Bica

Personal information
- Full name: Marcus di Giuseppe
- Date of birth: 12 March 1972 (age 54)
- Place of birth: Registro, Brazil
- Height: 1.87 m (6 ft 2 in)
- Position: Forward

Senior career*
- Years: Team / Apps / (Gls)
- 1995–1996: Sporting Cristal / 5 / (1)
- 1996: Austria Salzburg / 18 / (3)
- 1997–1998: Paniliakos / 15 / (3)
- 1998–1999: Sport Boys / 10 / (6)
- 1999: Sunderland / 0 / (0)
- 1999: Walsall / 1 / (0)
- 2000: Universitario de Deportes / 8 / (7)
- 2001: Danubio / 3 / (0)
- 2001–2002: Deportivo Wanka / 14 / (0)
- 2003–2004: Estudiantes de Medicina / 5 / (0)
- 2004–2005: Coronel Bolognesi / 24 / (11)

= Bica (footballer) =

Brazilian footballer (born 1972)

 Marcus Di Giuseppe, also known as Bica, (born 12 March 1972) is a Brazilian former footballer.

==Club career==
Bica played for a number of clubs in Peru, including Sporting Cristal, Sport Boys and Universitario de Deportes.
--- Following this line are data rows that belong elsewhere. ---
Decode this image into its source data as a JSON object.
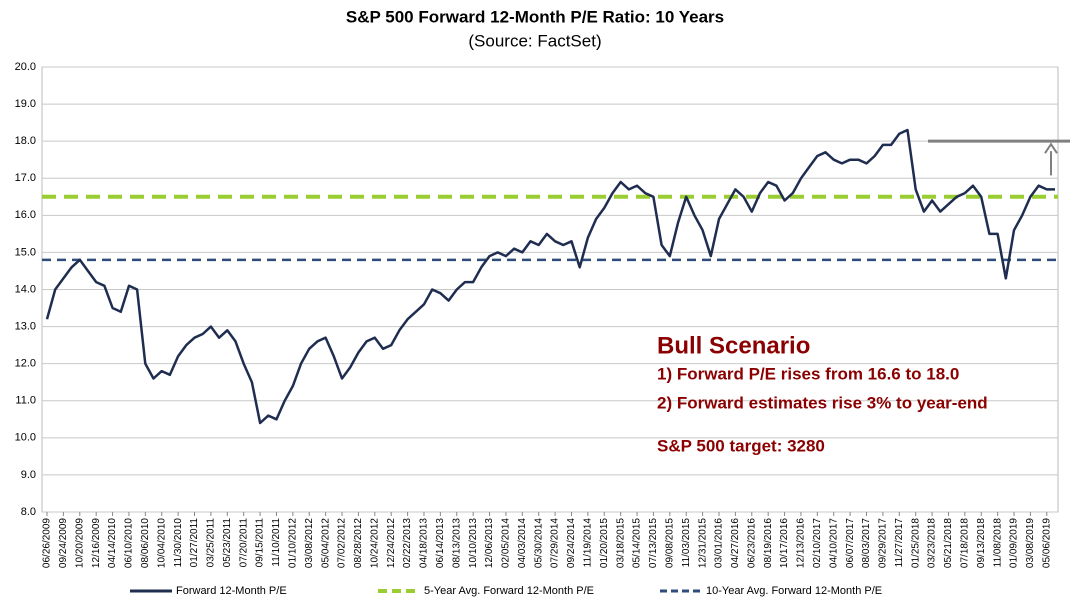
{
  "chart_data": {
    "type": "line",
    "title": "S&P 500 Forward 12-Month P/E Ratio: 10 Years",
    "subtitle": "(Source: FactSet)",
    "categories": [
      "06/26/2009",
      null,
      "09/24/2009",
      null,
      "10/20/2009",
      null,
      "12/16/2009",
      null,
      "04/14/2010",
      null,
      "06/10/2010",
      null,
      "08/06/2010",
      null,
      "10/04/2010",
      null,
      "11/30/2010",
      null,
      "01/27/2011",
      null,
      "03/25/2011",
      null,
      "05/23/2011",
      null,
      "07/20/2011",
      null,
      "09/15/2011",
      null,
      "11/10/2011",
      null,
      "01/10/2012",
      null,
      "03/08/2012",
      null,
      "05/04/2012",
      null,
      "07/02/2012",
      null,
      "08/28/2012",
      null,
      "10/24/2012",
      null,
      "12/24/2012",
      null,
      "02/22/2013",
      null,
      "04/18/2013",
      null,
      "06/14/2013",
      null,
      "08/13/2013",
      null,
      "10/10/2013",
      null,
      "12/06/2013",
      null,
      "02/05/2014",
      null,
      "04/03/2014",
      null,
      "05/30/2014",
      null,
      "07/29/2014",
      null,
      "09/24/2014",
      null,
      "11/19/2014",
      null,
      "01/20/2015",
      null,
      "03/18/2015",
      null,
      "05/14/2015",
      null,
      "07/13/2015",
      null,
      "09/08/2015",
      null,
      "11/03/2015",
      null,
      "12/31/2015",
      null,
      "03/01/2016",
      null,
      "04/27/2016",
      null,
      "06/23/2016",
      null,
      "08/19/2016",
      null,
      "10/17/2016",
      null,
      "12/13/2016",
      null,
      "02/10/2017",
      null,
      "04/10/2017",
      null,
      "06/07/2017",
      null,
      "08/03/2017",
      null,
      "09/29/2017",
      null,
      "11/27/2017",
      null,
      "01/25/2018",
      null,
      "03/23/2018",
      null,
      "05/21/2018",
      null,
      "07/18/2018",
      null,
      "09/13/2018",
      null,
      "11/08/2018",
      null,
      "01/09/2019",
      null,
      "03/08/2019",
      null,
      "05/06/2019",
      null
    ],
    "series": [
      {
        "name": "Forward 12-Month P/E",
        "color": "#1f2d50",
        "values": [
          13.2,
          14.0,
          14.3,
          14.6,
          14.8,
          14.5,
          14.2,
          14.1,
          13.5,
          13.4,
          14.1,
          14.0,
          12.0,
          11.6,
          11.8,
          11.7,
          12.2,
          12.5,
          12.7,
          12.8,
          13.0,
          12.7,
          12.9,
          12.6,
          12.0,
          11.5,
          10.4,
          10.6,
          10.5,
          11.0,
          11.4,
          12.0,
          12.4,
          12.6,
          12.7,
          12.2,
          11.6,
          11.9,
          12.3,
          12.6,
          12.7,
          12.4,
          12.5,
          12.9,
          13.2,
          13.4,
          13.6,
          14.0,
          13.9,
          13.7,
          14.0,
          14.2,
          14.2,
          14.6,
          14.9,
          15.0,
          14.9,
          15.1,
          15.0,
          15.3,
          15.2,
          15.5,
          15.3,
          15.2,
          15.3,
          14.6,
          15.4,
          15.9,
          16.2,
          16.6,
          16.9,
          16.7,
          16.8,
          16.6,
          16.5,
          15.2,
          14.9,
          15.8,
          16.5,
          16.0,
          15.6,
          14.9,
          15.9,
          16.3,
          16.7,
          16.5,
          16.1,
          16.6,
          16.9,
          16.8,
          16.4,
          16.6,
          17.0,
          17.3,
          17.6,
          17.7,
          17.5,
          17.4,
          17.5,
          17.5,
          17.4,
          17.6,
          17.9,
          17.9,
          18.2,
          18.3,
          16.7,
          16.1,
          16.4,
          16.1,
          16.3,
          16.5,
          16.6,
          16.8,
          16.5,
          15.5,
          15.5,
          14.3,
          15.6,
          16.0,
          16.5,
          16.8,
          16.7,
          16.7
        ]
      }
    ],
    "reference_lines": [
      {
        "name": "5-Year Avg. Forward 12-Month P/E",
        "color": "#9acd32",
        "value": 16.5
      },
      {
        "name": "10-Year Avg. Forward 12-Month P/E",
        "color": "#2e4d7b",
        "value": 14.8
      }
    ],
    "target_line": {
      "value": 18.0,
      "color": "#808080"
    },
    "ylim": [
      8,
      20
    ],
    "yticks": [
      {
        "value": 8,
        "label": "8.0"
      },
      {
        "value": 9,
        "label": "9.0"
      },
      {
        "value": 10,
        "label": "10.0"
      },
      {
        "value": 11,
        "label": "11.0"
      },
      {
        "value": 12,
        "label": "12.0"
      },
      {
        "value": 13,
        "label": "13.0"
      },
      {
        "value": 14,
        "label": "14.0"
      },
      {
        "value": 15,
        "label": "15.0"
      },
      {
        "value": 16,
        "label": "16.0"
      },
      {
        "value": 17,
        "label": "17.0"
      },
      {
        "value": 18,
        "label": "18.0"
      },
      {
        "value": 19,
        "label": "19.0"
      },
      {
        "value": 20,
        "label": "20.0"
      }
    ],
    "grid": true,
    "legend": "bottom",
    "annotation": {
      "heading": "Bull Scenario",
      "lines": [
        "1) Forward P/E rises from 16.6 to 18.0",
        "2) Forward estimates rise 3% to year-end"
      ],
      "target": "S&P 500 target: 3280",
      "color": "#8b0000"
    }
  }
}
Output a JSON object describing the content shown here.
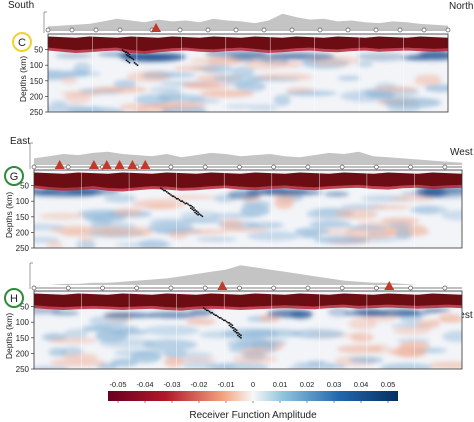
{
  "colors": {
    "red_dark": "#6b0d12",
    "red": "#b2182b",
    "blue_dark": "#1d4f8f",
    "topo": "#c4c4c4",
    "volcano": "#c0392b",
    "circle_C": "#f2d22e",
    "circle_G": "#2e8b3a",
    "circle_H": "#2e8b3a",
    "seismicity": "#111111"
  },
  "chart_data": [
    {
      "type": "heatmap",
      "panel_label": "C",
      "left_label": "South",
      "right_label": "North",
      "ylabel": "Depths (km)",
      "yticks": [
        50,
        100,
        150,
        200,
        250
      ],
      "ylim": [
        0,
        250
      ],
      "volcanoes": [
        0.27
      ],
      "stations": [
        0.0,
        0.06,
        0.12,
        0.18,
        0.26,
        0.33,
        0.4,
        0.47,
        0.54,
        0.61,
        0.68,
        0.75,
        0.82,
        0.88,
        0.94,
        1.0
      ],
      "topography": [
        0.15,
        0.2,
        0.25,
        0.3,
        0.45,
        0.6,
        0.5,
        0.4,
        0.55,
        0.45,
        0.5,
        0.4,
        0.6,
        0.5,
        0.45,
        0.35,
        0.5,
        0.9,
        0.7,
        0.55,
        0.6,
        0.45,
        0.5,
        0.4,
        0.35,
        0.45,
        0.4,
        0.3,
        0.25,
        0.2
      ],
      "moho_depth": [
        44,
        48,
        52,
        50,
        46,
        44,
        52,
        55,
        50,
        46,
        44,
        48,
        50,
        46,
        44,
        48,
        52,
        50,
        46,
        44,
        48,
        50,
        46,
        44,
        48,
        46,
        44,
        46,
        48,
        46
      ],
      "seismicity": [
        [
          0.19,
          55
        ],
        [
          0.2,
          62
        ],
        [
          0.2,
          70
        ],
        [
          0.21,
          78
        ],
        [
          0.2,
          88
        ],
        [
          0.22,
          96
        ]
      ]
    },
    {
      "type": "heatmap",
      "panel_label": "G",
      "left_label": "East",
      "right_label": "West",
      "ylabel": "Depths (km)",
      "yticks": [
        50,
        100,
        150,
        200,
        250
      ],
      "ylim": [
        0,
        250
      ],
      "volcanoes": [
        0.06,
        0.14,
        0.17,
        0.2,
        0.23,
        0.26
      ],
      "stations": [
        0.0,
        0.08,
        0.16,
        0.24,
        0.32,
        0.4,
        0.48,
        0.56,
        0.64,
        0.72,
        0.8,
        0.88,
        0.96
      ],
      "topography": [
        0.3,
        0.4,
        0.5,
        0.45,
        0.55,
        0.6,
        0.5,
        0.45,
        0.4,
        0.5,
        0.35,
        0.45,
        0.55,
        0.5,
        0.4,
        0.45,
        0.5,
        0.4,
        0.35,
        0.45,
        0.55,
        0.5,
        0.6,
        0.4,
        0.35,
        0.3,
        0.25,
        0.2,
        0.15,
        0.1
      ],
      "moho_depth": [
        50,
        55,
        58,
        56,
        52,
        58,
        60,
        56,
        52,
        54,
        58,
        56,
        52,
        50,
        54,
        56,
        52,
        50,
        54,
        56,
        52,
        50,
        48,
        52,
        54,
        50,
        48,
        52,
        50,
        48
      ],
      "seismicity": [
        [
          0.3,
          62
        ],
        [
          0.31,
          70
        ],
        [
          0.32,
          80
        ],
        [
          0.33,
          88
        ],
        [
          0.34,
          96
        ],
        [
          0.35,
          104
        ],
        [
          0.36,
          110
        ],
        [
          0.37,
          118
        ],
        [
          0.37,
          126
        ],
        [
          0.38,
          132
        ],
        [
          0.38,
          140
        ],
        [
          0.39,
          145
        ]
      ]
    },
    {
      "type": "heatmap",
      "panel_label": "H",
      "left_label": "",
      "right_label": "West",
      "ylabel": "Depths (km)",
      "yticks": [
        50,
        100,
        150,
        200,
        250
      ],
      "ylim": [
        0,
        250
      ],
      "volcanoes": [
        0.44,
        0.83
      ],
      "stations": [
        0.0,
        0.08,
        0.16,
        0.24,
        0.32,
        0.4,
        0.48,
        0.56,
        0.64,
        0.72,
        0.8,
        0.88,
        0.96
      ],
      "topography": [
        0.0,
        0.0,
        0.05,
        0.05,
        0.1,
        0.1,
        0.15,
        0.2,
        0.25,
        0.3,
        0.4,
        0.5,
        0.6,
        0.7,
        0.9,
        0.8,
        0.7,
        0.6,
        0.5,
        0.4,
        0.3,
        0.2,
        0.15,
        0.1,
        0.1,
        0.05,
        0.0,
        0.0,
        0.0,
        0.0
      ],
      "moho_depth": [
        46,
        50,
        52,
        50,
        48,
        50,
        52,
        50,
        48,
        52,
        54,
        50,
        48,
        50,
        52,
        50,
        48,
        46,
        48,
        50,
        46,
        44,
        48,
        46,
        44,
        46,
        48,
        46,
        44,
        46
      ],
      "seismicity": [
        [
          0.4,
          58
        ],
        [
          0.41,
          66
        ],
        [
          0.42,
          74
        ],
        [
          0.43,
          82
        ],
        [
          0.44,
          90
        ],
        [
          0.45,
          98
        ],
        [
          0.46,
          106
        ],
        [
          0.46,
          114
        ],
        [
          0.47,
          122
        ],
        [
          0.47,
          130
        ],
        [
          0.48,
          138
        ],
        [
          0.48,
          146
        ]
      ]
    }
  ],
  "colorbar": {
    "ticks": [
      "-0.05",
      "-0.04",
      "-0.03",
      "-0.02",
      "-0.01",
      "0",
      "0.01",
      "0.02",
      "0.03",
      "0.04",
      "0.05"
    ],
    "label": "Receiver Function Amplitude"
  }
}
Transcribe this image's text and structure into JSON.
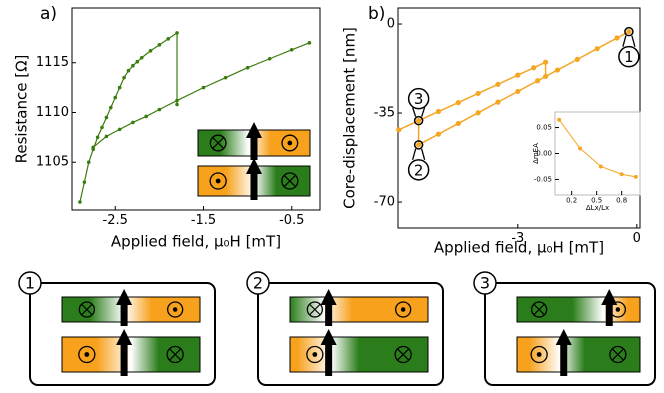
{
  "chart_data": [
    {
      "type": "line",
      "panel_label": "a)",
      "xlabel": "Applied field, μ₀H [mT]",
      "ylabel": "Resistance [Ω]",
      "xlim": [
        -2.99,
        -0.18
      ],
      "ylim": [
        1100.2,
        1120.5
      ],
      "xticks": [
        -2.5,
        -1.5,
        -0.5
      ],
      "yticks": [
        1105,
        1110,
        1115
      ],
      "series": [
        {
          "color": "#3a7d0f",
          "x": [
            -0.3,
            -0.5,
            -0.75,
            -1.0,
            -1.25,
            -1.5,
            -1.8,
            -2.0,
            -2.15,
            -2.3,
            -2.45,
            -2.6,
            -2.75
          ],
          "values": [
            1117,
            1116.3,
            1115.4,
            1114.5,
            1113.5,
            1112.5,
            1111.2,
            1110.3,
            1109.6,
            1109,
            1108.3,
            1107.6,
            1106.5
          ]
        },
        {
          "color": "#3a7d0f",
          "x": [
            -2.9,
            -2.85,
            -2.8,
            -2.75,
            -2.7,
            -2.65,
            -2.6,
            -2.55,
            -2.5,
            -2.45,
            -2.4,
            -2.35,
            -2.3,
            -2.25,
            -2.2,
            -2.1,
            -2.0,
            -1.9,
            -1.8,
            -1.8
          ],
          "values": [
            1101,
            1103,
            1105,
            1106.3,
            1107.5,
            1108.5,
            1109.5,
            1110.5,
            1111.5,
            1112.5,
            1113.5,
            1114.2,
            1114.7,
            1115.1,
            1115.5,
            1116.2,
            1116.8,
            1117.4,
            1118,
            1110.8
          ]
        }
      ]
    },
    {
      "type": "line",
      "panel_label": "b)",
      "xlabel": "Applied field, μ₀H [mT]",
      "ylabel": "Core-displacement [nm]",
      "xlim": [
        -6.02,
        0.08
      ],
      "ylim": [
        -80.2,
        6.3
      ],
      "xticks": [
        -3,
        0
      ],
      "yticks": [
        -70,
        -35,
        0
      ],
      "series": [
        {
          "color": "#f5a623",
          "x": [
            -6.0,
            -5.5,
            -5.0,
            -4.5,
            -4.0,
            -3.5,
            -3.0,
            -2.6,
            -2.3,
            -2.3
          ],
          "values": [
            -41.6,
            -38,
            -34.4,
            -30.9,
            -27.3,
            -23.7,
            -20.1,
            -17.2,
            -15,
            -20.6
          ]
        },
        {
          "color": "#f5a623",
          "x": [
            -5.5,
            -5.5,
            -5.0,
            -4.5,
            -4.0,
            -3.5,
            -3.0,
            -2.5,
            -2.0,
            -1.5,
            -1.0,
            -0.5,
            -0.2
          ],
          "values": [
            -38,
            -47.5,
            -43.3,
            -39.1,
            -34.9,
            -30.7,
            -26.5,
            -22.3,
            -18.1,
            -13.9,
            -9.7,
            -5.5,
            -3
          ]
        }
      ],
      "annotations": [
        {
          "text": "1",
          "x": -0.2,
          "y": -3
        },
        {
          "text": "2",
          "x": -5.5,
          "y": -47.5
        },
        {
          "text": "3",
          "x": -5.5,
          "y": -38
        }
      ]
    },
    {
      "type": "line",
      "xlabel": "ΔLx/Lx",
      "ylabel": "ΔmEA",
      "xlim": [
        0,
        1.02
      ],
      "ylim": [
        -0.08,
        0.08
      ],
      "xticks": [
        0.2,
        0.5,
        0.8
      ],
      "yticks": [
        0.05,
        {
          "value": 0,
          "label": "0.00"
        },
        -0.05
      ],
      "series": [
        {
          "color": "#f5a623",
          "x": [
            0.05,
            0.3,
            0.55,
            0.8,
            0.97
          ],
          "values": [
            0.065,
            0.01,
            -0.025,
            -0.04,
            -0.045
          ]
        }
      ]
    }
  ],
  "diagrams": [
    {
      "label": "1"
    },
    {
      "label": "2"
    },
    {
      "label": "3"
    }
  ]
}
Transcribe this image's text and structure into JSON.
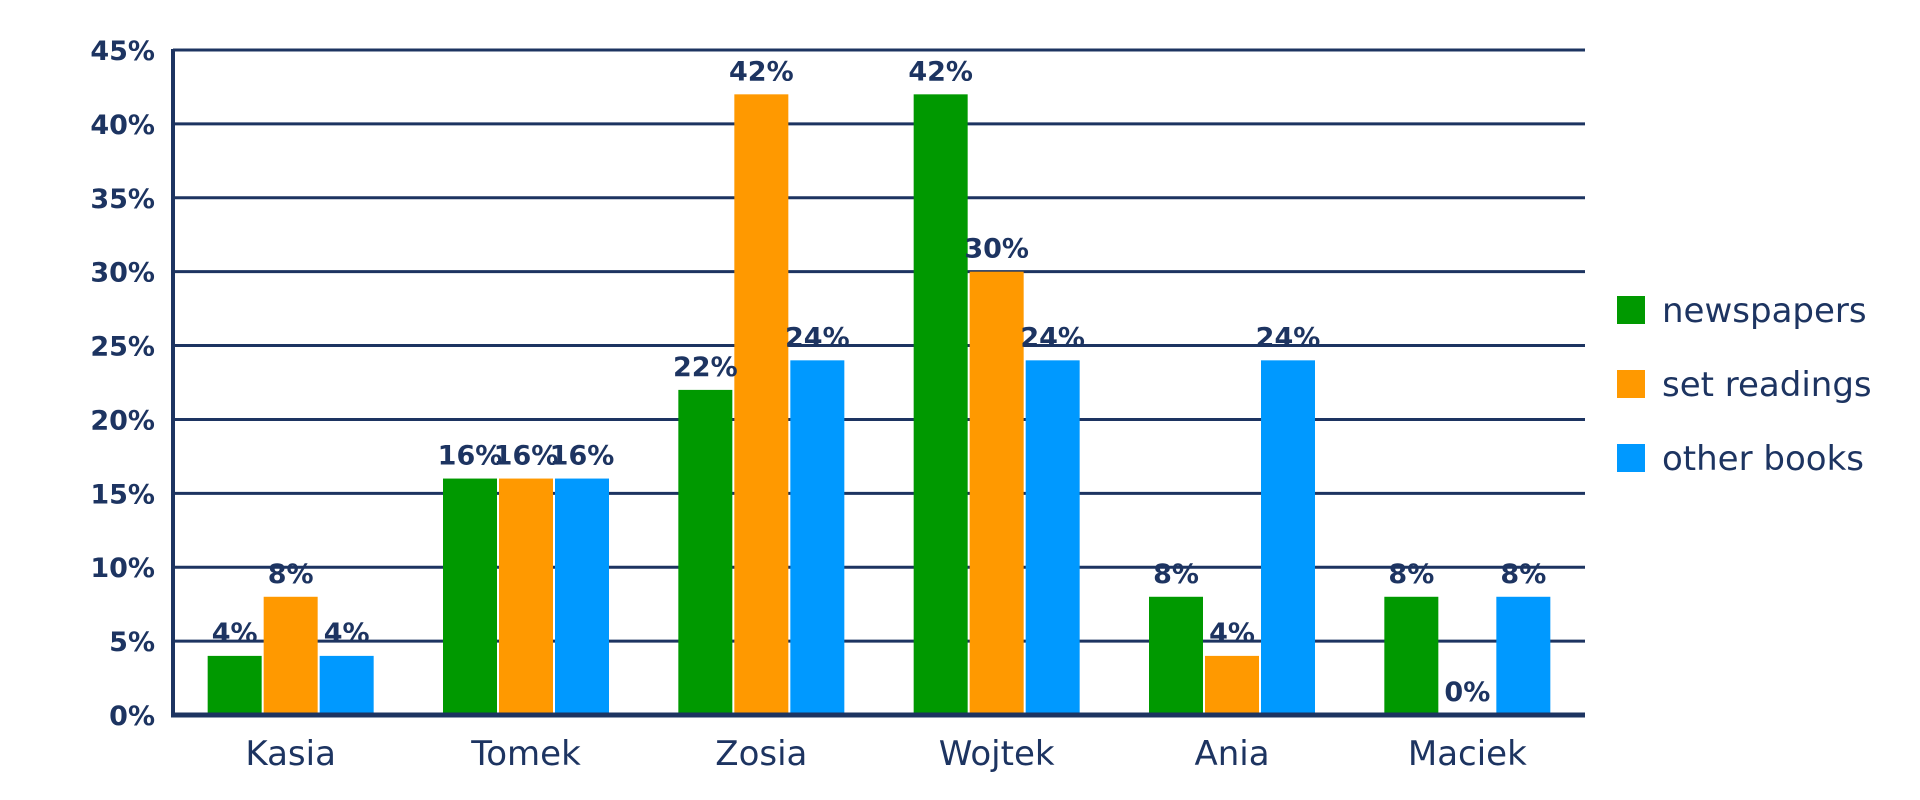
{
  "chart_data": {
    "type": "bar",
    "categories": [
      "Kasia",
      "Tomek",
      "Zosia",
      "Wojtek",
      "Ania",
      "Maciek"
    ],
    "series": [
      {
        "name": "newspapers",
        "color": "#009900",
        "values": [
          4,
          16,
          22,
          42,
          8,
          8
        ],
        "labels": [
          "4%",
          "16%",
          "22%",
          "42%",
          "8%",
          "8%"
        ]
      },
      {
        "name": "set readings",
        "color": "#ff9900",
        "values": [
          8,
          16,
          42,
          30,
          4,
          0
        ],
        "labels": [
          "8%",
          "16%",
          "42%",
          "30%",
          "4%",
          "0%"
        ]
      },
      {
        "name": "other books",
        "color": "#0099ff",
        "values": [
          4,
          16,
          24,
          24,
          24,
          8
        ],
        "labels": [
          "4%",
          "16%",
          "24%",
          "24%",
          "24%",
          "8%"
        ]
      }
    ],
    "ylim": [
      0,
      45
    ],
    "yticks": [
      0,
      5,
      10,
      15,
      20,
      25,
      30,
      35,
      40,
      45
    ],
    "ytick_labels": [
      "0%",
      "5%",
      "10%",
      "15%",
      "20%",
      "25%",
      "30%",
      "35%",
      "40%",
      "45%"
    ],
    "grid": true,
    "legend_position": "right",
    "axis_color": "#1d3461"
  }
}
He also had a spell with Paniliakos in the Super League Greece during the 1997–98 season. He spent a few months playing in England for English Premier League side Sunderland A.F.C. and then First Division side Walsall at the end of 1999. His play was characterised by his swift and fluid running and incredible ball control skills. His powerful heading and his shooting from distance gave him the nickname "enerpoçinho" amongst his peers, fans and teammates. He's now a football player's agent.